Every day, this is the best job in the world. 

This week has just been "one of those weeks." Raj is going through a growth spurt, he is cluster feeding (which means eating about every hour to tell my body to make more milk), and we just came off of a super fun/busy weekend with naps very short and far in between. He is tired and off schedule. It is Wednesday, and we are just getting back into a routine. I am not afraid to admit that Rajan and I both had a bit of a meltdown in the Target parking lot this week and called Daddy to vent our frustrations - probably for the both of us (Raj and I) with one another, haha! He wasn't napping on schedule, I wasn't making enough milk, and both of us were tired and hungry. 

So why am I sharing this? Because I know I am not the only one. As a mom, it is very easy to feel guilt when you are frustrated with your children, you feel bad for being angry, sad, and even lonely. You know that none of those feelings are personal, but you can't help but beat yourself up over just feeling that way.
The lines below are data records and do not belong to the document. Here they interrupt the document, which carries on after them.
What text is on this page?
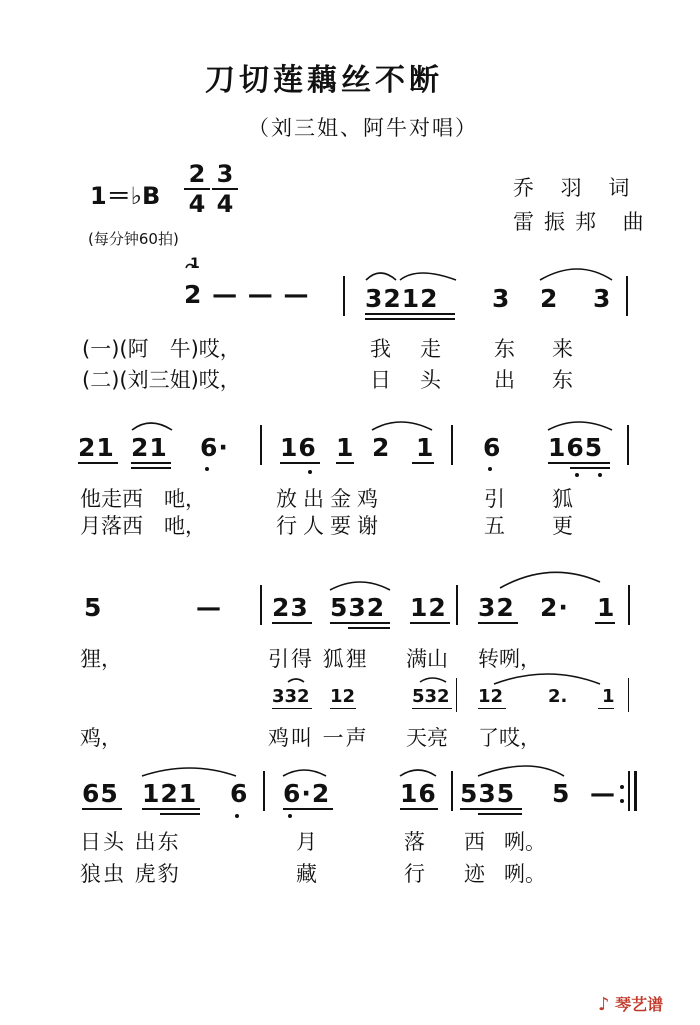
刀切莲藕丝不断
（刘三姐、阿牛对唱）
乔 羽 词
雷振邦 曲
1＝♭B
2
4
3
4
(每分钟60拍)
1
2 — — — 3212 3 2 3
(一)(阿　牛)哎，	我 走	东 来
(二)(刘三姐)哎，	日 头	出 东
21 21 6· 16 1 2 1 6 165
他走西　吔，	放出金鸡	引 狐
月落西　吔，	行人要谢	五 更
5	— 23 532 12 32 2· 1
狸，	引得 狐狸 满山 转咧，
332 12	532 12 2. 1
鸡，	鸡叫 一声 天亮 了哎，
65 121 6 6·2	16 535 5 —
日头 出东	月	落 西 咧。
狼虫 虎豹	藏	行 迹 咧。
♪ 琴艺谱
You see the smiles of other children and you see the "ease" of so many other moms in their parenting skills, and you think to yourself that something must be wrong with what you're doing or how you are feeling and it is easy to be hard on yourself over not be perfect 100% of the time. Well, that is just not fair. Moms are human, too, after all. We need naps, we need breaks, we need food - and sometimes we don't always get those things, any of those things, even when we need it.

I feel thankful to be home with my little guy and to have this time off of work, and I feel grateful to have the schedule that I have and to have the things I have in my life. I know so many women who had to go back to work when their little ones were 6 weeks old, and I cherish every minute I have with my guy; but, some days, I just need a minute to myself. Some days, I need a "lunch break" because it is very easy to forget that when you are a mom, those things do not exist. 

Now, this is in no way, shape or form, a complaint. I love being a mom, I love my son more than I have ever loved before, and I absolutely love giving him every ounce of everything I have to offer. What  I do want others to take from this is that they are not alone. Some days, we need a good cry, and some days, it is ok to get upset when your baby spits up on your third outfit change for the day (and his).  

So to all of the moms out there crying in the Target and Nordstrom parking lots - it is ok! Pick yourself up, layer on the concealer, go in and buy yourself something new, and then go home and bake yourself a nice batch of lactation cookies, because all will end well eventually. 
And if it doesn't, there is always wine! 

But most of all, just remember, that you are not alone.